May 9, 2004

JEWEL OUT OF THE CROWN:

Democratic model for developing nations (BRAHMA CHELLANEY, 5/09/04, Japan Times)

At a time when international terrorism has intensified debate on the potential role of democracy in moderating extremist trends, the world's largest-ever election in India is a reminder that democracy and freedom are not luxuries but central to the building of stable, pluralistic and prospering states.

In a world in which rapid economic growth has usually been set in motion through political autocracy, India presents itself as a commendable democratic model of modernization. Even as Indian voters have regularly thrown out politicians who became too big for their boots, India has quietly moved from being an emblem of poverty to being a brainy nation threatening to steal high-tech jobs from the West.

Despite the important challenges it faces, India has the satisfaction of having one of the world's fastest-growing economies. With 10.4 percent GDP growth in the last quarter of 2003, India -- the world's back office -- is proving more than a match for next-door China, the largest autocracy and the world's back factory for cheap consumer goods to the West. In fact, through superior corporate performance, a globally competitive service industry and a rising consumption base that diminishes reliance on exports as the growth engine, India's model assures steadier, sturdier development and higher returns for investors than the Asian "tigers."

India demonstrates that democratic politics and market economics blend nicely for developing nations and that they need not follow the model set by South Korea, Taiwan, Thailand and some other states, which first achieved impressive economic growth under authoritarian rule before moving to democracy under pressure from their burgeoning middle classes.
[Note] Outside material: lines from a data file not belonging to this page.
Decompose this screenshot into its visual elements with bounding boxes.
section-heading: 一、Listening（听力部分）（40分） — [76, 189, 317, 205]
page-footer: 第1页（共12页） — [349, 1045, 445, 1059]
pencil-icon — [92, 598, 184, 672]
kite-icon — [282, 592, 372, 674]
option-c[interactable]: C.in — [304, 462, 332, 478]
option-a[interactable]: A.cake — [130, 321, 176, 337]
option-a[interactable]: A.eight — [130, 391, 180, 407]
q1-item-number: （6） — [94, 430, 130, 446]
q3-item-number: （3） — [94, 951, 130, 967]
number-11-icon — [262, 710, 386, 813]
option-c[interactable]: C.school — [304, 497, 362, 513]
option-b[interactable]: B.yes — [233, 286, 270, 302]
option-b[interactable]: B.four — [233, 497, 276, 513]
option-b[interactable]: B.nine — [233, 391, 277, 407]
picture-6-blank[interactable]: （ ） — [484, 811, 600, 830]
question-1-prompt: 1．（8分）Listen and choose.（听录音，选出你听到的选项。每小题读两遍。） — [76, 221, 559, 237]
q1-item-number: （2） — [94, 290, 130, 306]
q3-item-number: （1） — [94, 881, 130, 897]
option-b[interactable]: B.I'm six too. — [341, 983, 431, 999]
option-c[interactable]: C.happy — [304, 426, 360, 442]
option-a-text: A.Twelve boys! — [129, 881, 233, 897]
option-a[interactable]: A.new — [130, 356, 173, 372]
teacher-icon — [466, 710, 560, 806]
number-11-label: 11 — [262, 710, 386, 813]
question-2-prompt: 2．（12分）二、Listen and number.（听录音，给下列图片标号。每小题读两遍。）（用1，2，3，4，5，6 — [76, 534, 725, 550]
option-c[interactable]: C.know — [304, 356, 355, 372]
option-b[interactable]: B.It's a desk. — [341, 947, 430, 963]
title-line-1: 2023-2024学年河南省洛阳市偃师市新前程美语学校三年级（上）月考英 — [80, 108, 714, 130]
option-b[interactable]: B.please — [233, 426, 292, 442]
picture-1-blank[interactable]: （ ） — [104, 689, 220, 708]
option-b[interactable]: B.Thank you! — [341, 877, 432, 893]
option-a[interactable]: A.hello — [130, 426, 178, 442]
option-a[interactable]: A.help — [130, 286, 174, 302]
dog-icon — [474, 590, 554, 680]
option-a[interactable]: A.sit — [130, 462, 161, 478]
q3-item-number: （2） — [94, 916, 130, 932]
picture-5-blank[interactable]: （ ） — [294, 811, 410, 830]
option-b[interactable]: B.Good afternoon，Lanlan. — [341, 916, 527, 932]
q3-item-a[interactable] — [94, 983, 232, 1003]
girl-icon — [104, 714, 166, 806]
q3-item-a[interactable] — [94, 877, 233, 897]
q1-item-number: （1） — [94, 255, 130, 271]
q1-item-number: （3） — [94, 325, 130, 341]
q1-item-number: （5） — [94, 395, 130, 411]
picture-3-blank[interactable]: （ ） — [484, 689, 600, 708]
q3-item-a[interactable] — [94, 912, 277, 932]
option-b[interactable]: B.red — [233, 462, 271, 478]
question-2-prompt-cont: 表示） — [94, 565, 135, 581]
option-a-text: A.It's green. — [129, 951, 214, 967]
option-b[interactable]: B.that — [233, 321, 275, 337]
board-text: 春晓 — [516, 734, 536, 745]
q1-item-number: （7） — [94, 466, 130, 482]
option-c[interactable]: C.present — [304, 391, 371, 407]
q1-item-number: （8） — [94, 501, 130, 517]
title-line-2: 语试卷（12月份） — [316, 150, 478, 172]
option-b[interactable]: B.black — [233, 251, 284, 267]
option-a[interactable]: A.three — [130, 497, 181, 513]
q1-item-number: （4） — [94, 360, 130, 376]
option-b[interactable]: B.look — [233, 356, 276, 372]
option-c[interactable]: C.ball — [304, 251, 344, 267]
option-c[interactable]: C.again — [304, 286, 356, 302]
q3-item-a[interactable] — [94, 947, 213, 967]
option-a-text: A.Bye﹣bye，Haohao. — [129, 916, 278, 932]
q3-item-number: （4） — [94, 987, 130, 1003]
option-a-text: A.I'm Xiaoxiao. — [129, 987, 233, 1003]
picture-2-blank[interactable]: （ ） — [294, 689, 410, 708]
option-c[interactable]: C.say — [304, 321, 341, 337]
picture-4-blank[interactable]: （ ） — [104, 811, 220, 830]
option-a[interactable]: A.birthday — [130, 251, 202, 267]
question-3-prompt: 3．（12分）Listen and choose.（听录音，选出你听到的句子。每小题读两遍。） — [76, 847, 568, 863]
Autocratic rule is addictive and, as exemplified by Singapore, a transferral to a full-fledged democracy can at times be difficult to achieve. Another lesson is that democracy takes roots through self-choice, not through imposition from outside in the way the United States is seeking to do in Iraq and Afghanistan.


Yes, being a British colony for a century is a perfectly acceptable alternative avenue to democracy.

Posted by Orrin Judd at May 9, 2004 8:42 AM
Comments

Is Brahma Chellaney saying that living under an oppressive dictatorship is preferable to being forced to live in a democracy ?

Also, it's ironic that this would appear in the 'Japan Times', since at the national level, the Japanese gov't is as "democratic" as Mexico was under the PRI.

Posted by: Michael Herdegen at May 10, 2004 12:50 AM

But is the signal triumph of democracy-building.